- Born: Park Sohee April 29, 1996 (age 30) Seoul, South Korea
- Other name: Lee
- Education: Central Saint Martins (2020)
- Occupation: Fashion designer
- Years active: 2020–present
- Known for: Miss Sohee
- Website: missohee.com

= Sohee Park =

South Korean fashion designer (born 1996)

Sohee Park (born April 29, 1996) is a South Korean womenswear designer based in London, United Kingdom. She is known for her clothing label Miss Sohee, which specializes in couture.

==Early life and education==
Park was born and raised in Seoul, South Korea. Her mother is a successful writer and illustrator of children's books in South Korea and her father is a professor. Park's grandmother, who loved embroidering herself, inspired her fascination with intricate design. Despite initial hesitation, her parents supported her move to London to pursue fashion.

While studying fashion at the Central Saint Martins in London, Park interned under designers such as Marc Jacobs and Molly Goddard.
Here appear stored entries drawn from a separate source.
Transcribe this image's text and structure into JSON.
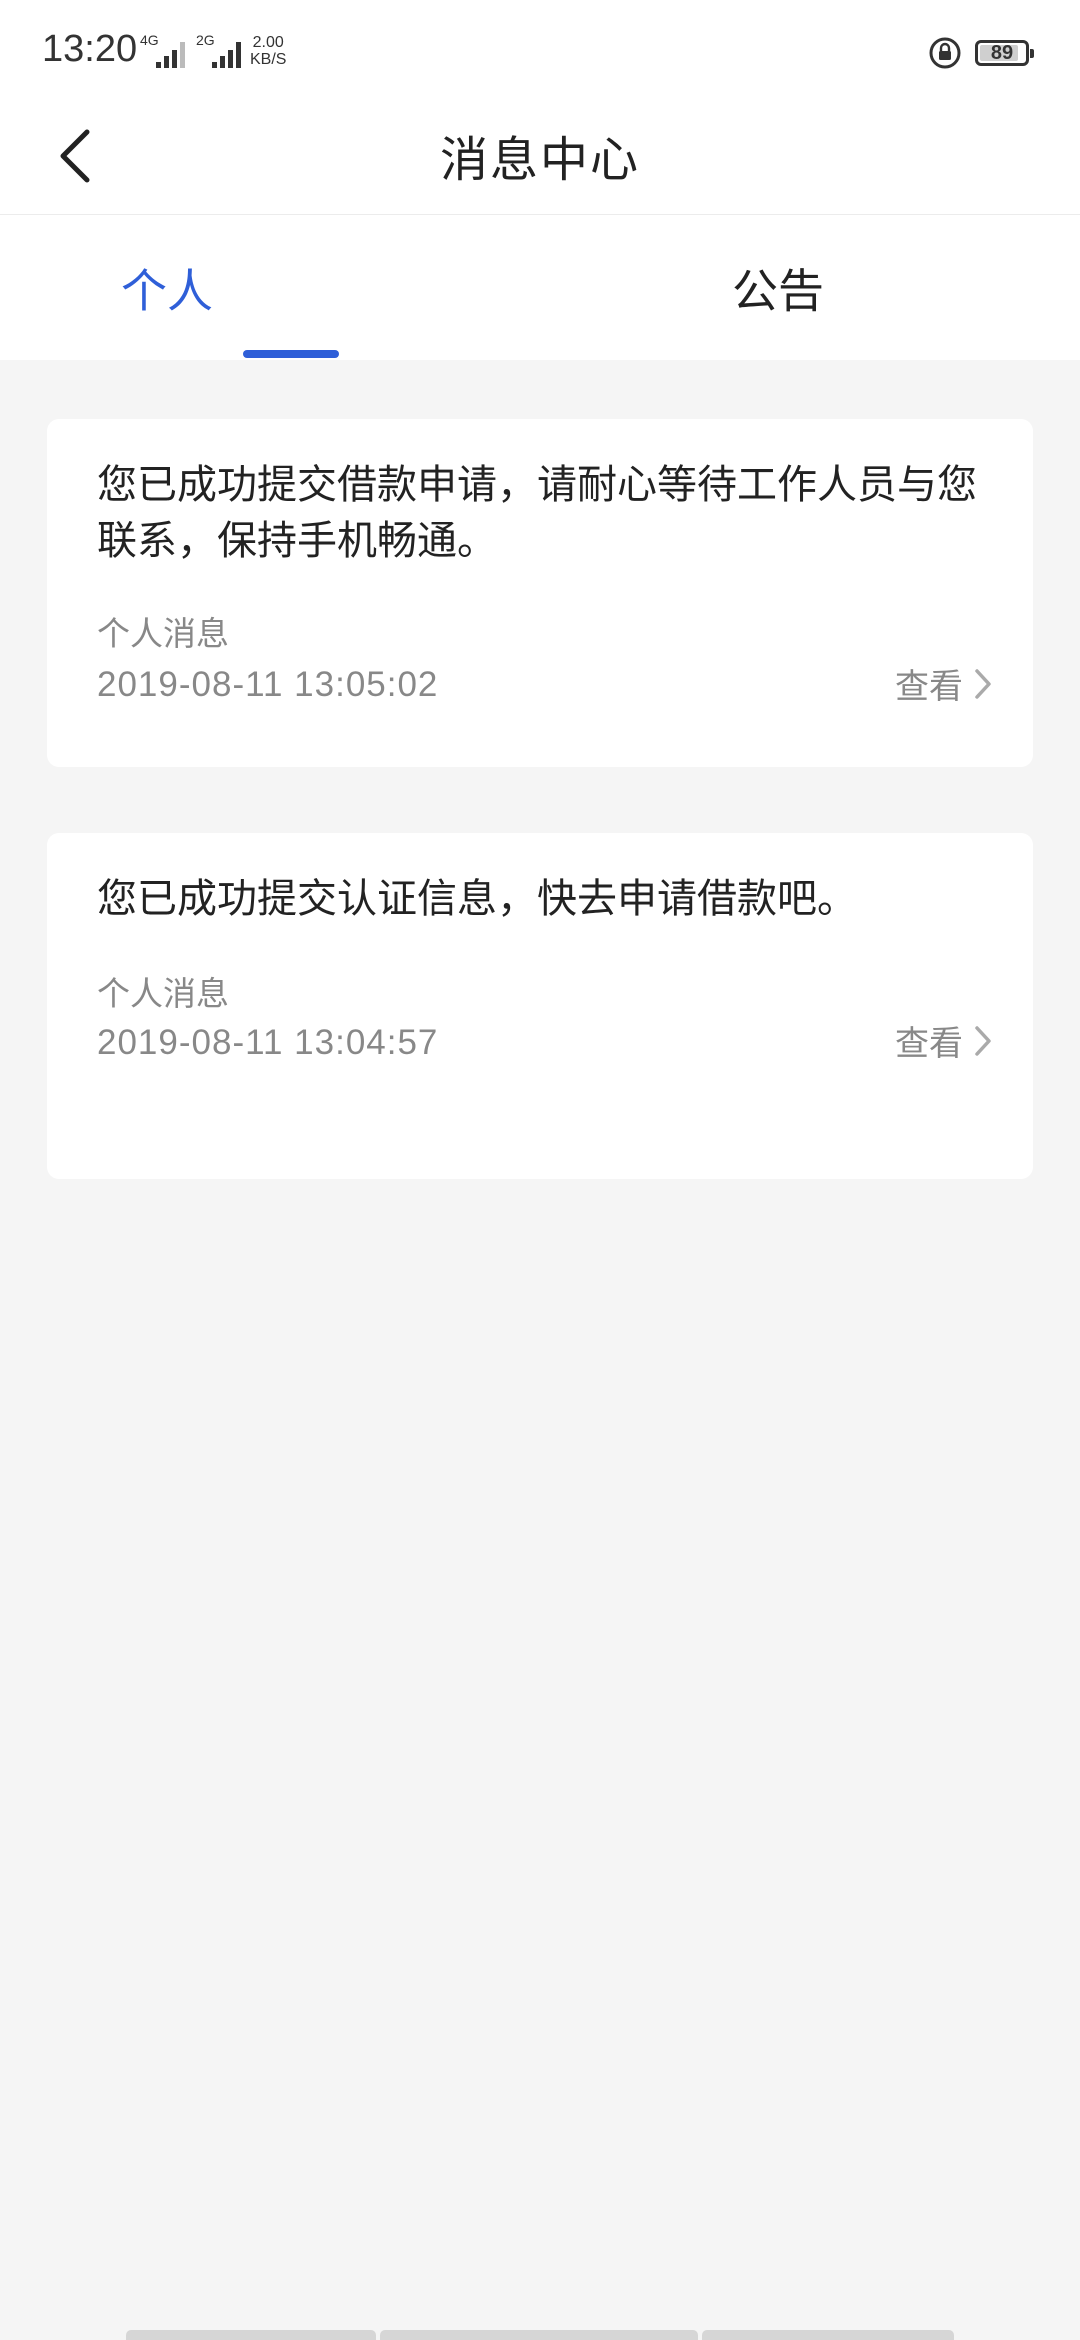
{
  "status_bar": {
    "time": "13:20",
    "network_1": "4G",
    "network_2": "2G",
    "speed_value": "2.00",
    "speed_unit": "KB/S",
    "battery": "89"
  },
  "nav": {
    "title": "消息中心"
  },
  "tabs": [
    {
      "label": "个人",
      "active": true
    },
    {
      "label": "公告",
      "active": false
    }
  ],
  "accent_color": "#2f5fd8",
  "messages": [
    {
      "text": "您已成功提交借款申请，请耐心等待工作人员与您联系，保持手机畅通。",
      "type": "个人消息",
      "time": "2019-08-11 13:05:02",
      "action": "查看"
    },
    {
      "text": "您已成功提交认证信息，快去申请借款吧。",
      "type": "个人消息",
      "time": "2019-08-11 13:04:57",
      "action": "查看"
    }
  ]
}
She graduated from Central Saint Martins in 2020 and eventually launched her label, Miss Sohee.

==Career==
Park launched her debut collection, "The Girl in Full Bloom," under her label Miss Sohee in 2020. Due to the COVID-19 pandemic, there was no final year show to present the collection. Instead, Park released a series of photographs of her floral-style pieces on Instagram, which went viral. Looks from her graduate collection were featured on the cover of LOVE magazine, and Christian Cowan asked her to collaborate with him for his Spring 2021 collection.

Since her debut, her designs have appeared on the likes of several notable celebrities, including Miley Cyrus, Cardi B, Bella Hadid, Ariana Grande, Priyanka Chopra, Gemma Chan, Naomi Campbell, Gigi Hadid, Julia Fox, and Christina Aguilera.

Sohee Park then made her fashion week debut in February 2022 at the Milan Fashion Week with the support of Domenico Dolce and Stefano Gabbana of Dolce & Gabbana. Later in 2022, Park's Peony gown from the "Girl in Full Bloom" collection was exhibited for the Hallyu! The Korean Wave Exhibition at the Victoria and Albert Museum.

Park's Paris Fashion Week debut came the following year in January 2023 in the Paris Westin-Vendôme. Her work from this collection continued to be spotlighted in many notable fashion editorials, including Vogue Brazil and Elle (magazine) featuring Imaan Hammam.

==Appearances==
Park's designs were seen on many notable red carpets, such as the Met Gala, The amfAR gala, VMAs, AMAs, and the Vanity Fair Oscars Party.

Miley Cyrus wore a Miss Sohee peony gown to backdrop her performance at the Graham Norton Show.

The Eternals actress Gemma Chan wore black separates teamed with a matching headpiece by Sohee Park for her Red Carpet look at the Rome Film Festival in 2021.

Rita Ora wore an embellished gown from Miss Sohee's fall 2022 collection for the Oscars after-party in 2022.

American model and former Victoria's Secret angel Taylor Marie Hill attended the 2022 Met Gala wearing Miss Sohee's blue satin off-the-shoulder gown with long sleeves. American actress Chloe Fineman also wore Park's design for the event.

Priyanka Chopra attended The Bulgari Mediterranea High Jewelry event in Venice wearing deep red two-piece assemble from Miss Sohee's spring/summer SS23 couture collection.

== Awards ==
In June 2023, Park became the third winner of the Goodwood Talent in Fashion Award, chosen by Goodwood Festival of Speed in collaboration with the British Fashion Council.